Nous rapprocherons de ses médaillons des
travaux effectués par Meyer pour le Professeur Pierre Chalnot
(buste, dessus de cheminée représentant Esculape soignant le pied de
Philoctète) et pour le Professeur Charles Thomas (bois gravé représentant un
oculiste gallo-romain dont le modèle se trouve au musée de Bar-Le-Duc, timbres
pour différentes manifestations ophtalmologiques, Ex-libris ...) ; ces œuvres
sont représentées au musée par les documents que Madame Odette Pierron-Meyer, pianiste-concertiste, épouse de Daniel
Meyer, lui a confié. De même un bois gravé reproduit le portrait du Professeur
Henri Vermelin (1891-1968), réalisé en 1950 à la
demande de ses élèves ; le musée en
possède un tirage. Il en est de même des œuvres commandées par le
docteur Marcel Verain, qui dirigea un important
laboratoire de ville, œuvres gravées à l’occasion du tricentenaire de la
fondation de la congrégation des Soeurs de
Saint-Charles.
Nous ne voudrions pas oublier le sceau
actuel de notre Faculté, réalisé en 1954. Il souligne la filiation
mussipontaine de notre établissement.
Pour terminer, nous évoquerons les
différents Ex-Libris que Meyer réalisa pour des médecins Lorrains : ils sont de
facture variable mais témoignent de la sûreté, du sens artistique et de la
culture du maître graveur : celui du Professeur Jean Girard (1903-1955)
illustre un poème de Paul Verlaine, «Cavitri-Mahabharatta»,
en référence à la vaste culture artistique et littéraire du destinataire
(Op.29-1942). L’Ex-libris du Professeur Jean Hartemann
(1898-1946) fait allusion à la carrière universitaire de l’intéressé en gynècologie-obstétrique, ainsi qu’à ses talents de musicien
et d’écrivain. (Op.27-1942). Celui du Docteur Vichard
évoque la carrière chirurgicale du titulaire et son penchant pour les voyages.(Op.34-1944). L’Ex-libris du docteur Marc Grunewald, médecin praticien à Trieux,
est orné d’une scène mythologique représentant Machaon, fils d’Esculape,
soignant le pied du guerrier grec Philoctète. (Op.69-1949). La même année Meyer
grave celui d’Antoine Bergeret, médecin et directeur du laboratoire qui
fabriquait les extraits Noirot, ce que rappelle le
thème retenu.(OP.75-1949). En 1973, sont gravés les
Ex-libris du Professeur Jean-Pierre Grilliat
(Op.182), et celui du Professeur Marcel Ribon
(Op.183), ces œuvres en rapport direct avec les orientations professionnelles
des titulaires. Le Docteur Guy Steinbach fait
représenter les armes de sa famille originaire de Mulhouse (Op.193-1975). Les
docteurs Claude et Annette Spielmann utilisent des
thèmes rappelant leur activité d’ophtalmologistes, leur amour de la montagne.
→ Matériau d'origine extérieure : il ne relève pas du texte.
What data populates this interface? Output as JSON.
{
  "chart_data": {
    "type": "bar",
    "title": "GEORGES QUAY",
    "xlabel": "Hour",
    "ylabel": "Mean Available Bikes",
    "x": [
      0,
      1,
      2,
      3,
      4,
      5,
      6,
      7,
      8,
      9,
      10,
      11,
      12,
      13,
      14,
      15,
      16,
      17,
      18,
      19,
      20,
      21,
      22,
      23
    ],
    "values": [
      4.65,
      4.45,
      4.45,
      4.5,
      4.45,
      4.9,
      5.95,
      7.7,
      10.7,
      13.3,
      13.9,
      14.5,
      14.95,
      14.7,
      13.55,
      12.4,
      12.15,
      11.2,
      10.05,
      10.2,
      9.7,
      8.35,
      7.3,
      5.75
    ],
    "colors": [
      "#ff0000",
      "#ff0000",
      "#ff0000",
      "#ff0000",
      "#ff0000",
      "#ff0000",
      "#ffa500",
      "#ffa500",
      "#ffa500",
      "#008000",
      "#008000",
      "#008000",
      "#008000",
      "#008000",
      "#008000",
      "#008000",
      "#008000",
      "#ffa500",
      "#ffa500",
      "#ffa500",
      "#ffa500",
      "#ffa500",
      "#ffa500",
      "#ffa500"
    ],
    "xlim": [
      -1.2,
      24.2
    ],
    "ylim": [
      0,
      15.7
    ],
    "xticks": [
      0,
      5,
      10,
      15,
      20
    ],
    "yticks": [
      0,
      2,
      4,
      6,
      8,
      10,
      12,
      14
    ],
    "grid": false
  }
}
(Op.201-1977). Le Professeur Claude Chardot se voit
offrir une composition qui évoque les activités et attachements du destinataire
« Opposition entre le monde d’En-Haut personnifié par l’ange D’Autun, et le
monde d’En-Bas avec la Lorraine, le Maroc, la
médecine et spécialement la chirurgie cancérologique dont il fut un pionnier »
(Op.206-1978). Le dernier est celui du Professeur Pierre Landes, chirurgien,
gynécologue et obstétricien. La composition retenue, à sujets multiples,
rassemble les attributs de ces activités en même temps que les armes de Nancy
et de Darney.
Ces différents exemples témoignent de la
diversité de l’inspiration de Daniel Meyer et de sa parfaite intégration dans
notre région. Comme bien d’autres Alsaciens venus à Nancy pour des raisons
diverses, il a contribué à l’enrichissement du patrimoine artistique de la
Lorraine et particulièrement celui de notre Faculté.